MacFarlane is the creative force behind the television shows “Family Guy,” “American Dad!” and “The Cleveland Show.” “Family Guy” has garnered four Emmys and seven Emmy nominations, including one in the Outstanding Comedy Series category. MacFarlane makes his directorial feature film debut on June 29, 2012, with the live-action and computer-generated comedy, “Ted.” His orchestral/big band album, “Music Is Better Than Words,” debuted at number one on the iTunes Jazz charts on Sept 27, 2011, and received two Grammy nominations, including Best Traditional Pop Vocal Album.
MacFarlane has teamed up with Sagan’s original creative collaborators—writer/producer Ann Druyan and astrophysicist Steven Soter—to conceive a 13-part “docu-series” that will serve as a successor to the Emmy and Peabody Award-winning original series, “Cosmos.” Produced in conjunction with FOX and the National Geographic Channel, “Cosmos: A Space-Time Odyssey” will explore how human beings began to comprehend the laws of nature and find their place in space and time. By exploring never-before-told stories of the heroic quest for knowledge, the series aims to take viewers to other worlds and travel across the universe for a vision of the cosmos on the grandest scale.
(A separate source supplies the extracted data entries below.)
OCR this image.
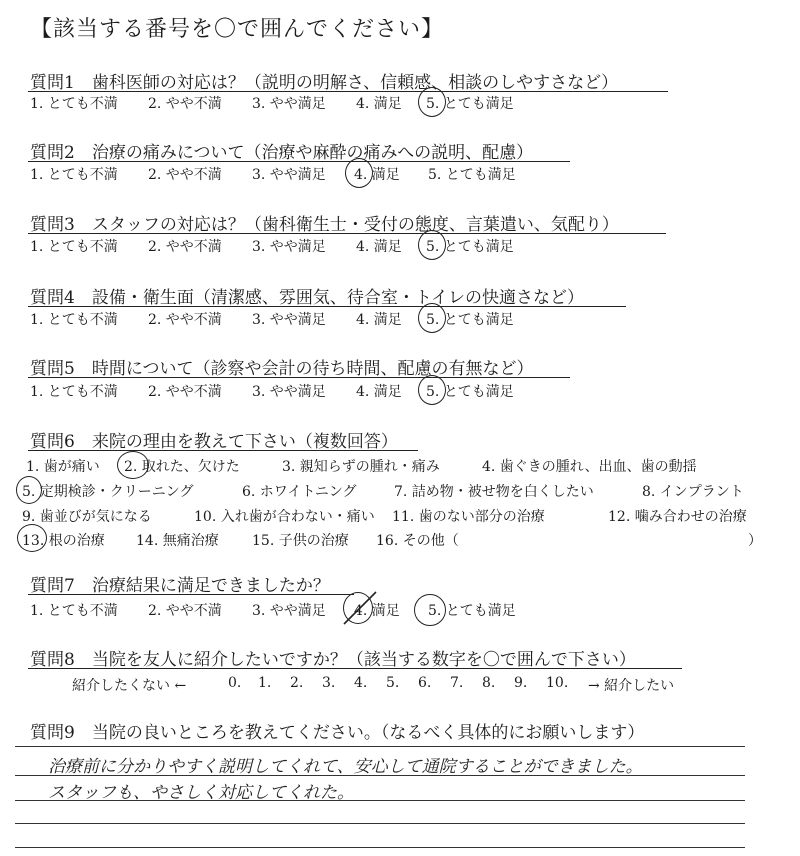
【該当する番号を〇で囲んでください】
質問1　歯科医師の対応は？（説明の明解さ、信頼感、相談のしやすさなど）
1. とても不満 2. やや不満 3. やや満足 4. 満足 5. とても満足
質問2　治療の痛みについて（治療や麻酔の痛みへの説明、配慮）
1. とても不満 2. やや不満 3. やや満足 4. 満足 5. とても満足
質問3　スタッフの対応は？（歯科衛生士・受付の態度、言葉遣い、気配り）
1. とても不満 2. やや不満 3. やや満足 4. 満足 5. とても満足
質問4　設備・衛生面（清潔感、雰囲気、待合室・トイレの快適さなど）
1. とても不満 2. やや不満 3. やや満足 4. 満足 5. とても満足
質問5　時間について（診察や会計の待ち時間、配慮の有無など）
1. とても不満 2. やや不満 3. やや満足 4. 満足 5. とても満足
質問6　来院の理由を教えて下さい（複数回答）
1. 歯が痛い 2. 取れた、欠けた	3. 親知らずの腫れ・痛み	4. 歯ぐきの腫れ、出血、歯の動揺
5. 定期検診・クリーニング	6. ホワイトニング	7. 詰め物・被せ物を白くしたい	8. インプラント
9. 歯並びが気になる	10. 入れ歯が合わない・痛い 11. 歯のない部分の治療	12. 噛み合わせの治療
13. 根の治療 14. 無痛治療 15. 子供の治療 16. その他（	）
質問7　治療結果に満足できましたか？
1. とても不満 2. やや不満 3. やや満足 4. 満足 5. とても満足
質問8　当院を友人に紹介したいですか？（該当する数字を〇で囲んで下さい）
紹介したくない ←	0. 1. 2. 3. 4. 5. 6. 7. 8. 9. 10. → 紹介したい
質問9　当院の良いところを教えてください。（なるべく具体的にお願いします）
治療前に分かりやすく説明してくれて、安心して通院することができました。
スタッフも、やさしく対応してくれた。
Carl Sagan earned a Pulitzer Prize for his bestseller, “The Dragons of Eden: Speculation on the Evolution of Human Intelligence.” His science-fiction novel, “Contact,” became both a bestseller and a feature film. It is estimated that more than a billion people around the world have viewed his popular PBS show, “Cosmos.”
Sagan specialized in planetary astronomy. His early work on planetary surfaces and atmospheres is considered pioneering, and he made landmark contributions to NASA’s Mariner, Pioneer, Apollo, Galileo, Viking and Voyager space-exploration programs. For his unique contributions, he was awarded medals for Distinguished Scientific Achievement and Public Service from NASA, the National Science Foundation and the National Academy of Sciences.
A staunch advocate of the scientific method, Sagan was known for his research on the possibilities of extraterrestrial life, for his research and campaigns of public education on the dangers of global warming and the “nuclear winter” that could result from a nuclear war.
To examine Sagan’s legacy as a role model for future American scientists, the Library of Congress will sponsor a “Summit on Science Education” late next year. The event, which will bring together scientists, educators, policy-makers and students, will underscore Sagan’s conviction that it is critical to understand and appreciate the centrality of science in the everyday lives of Americans and to create a renewed national consciousness about preparing the next generation of scientists.
The Library of Congress, the nation’s oldest federal cultural institution and the largest library in the world, holds more than 151 million items in various languages, disciplines, and formats. The Library seeks to spark imagination and creativity and to further human understanding and wisdom by providing access to knowledge through its magnificent collections, programs, publications and exhibitions. Many of the Library’s rich resources can be accessed through its website at www.loc.gov.
We don’t know how many possible applications and connections Sagan’s work will have over time.
But we’re betting the number is “billions and billions”.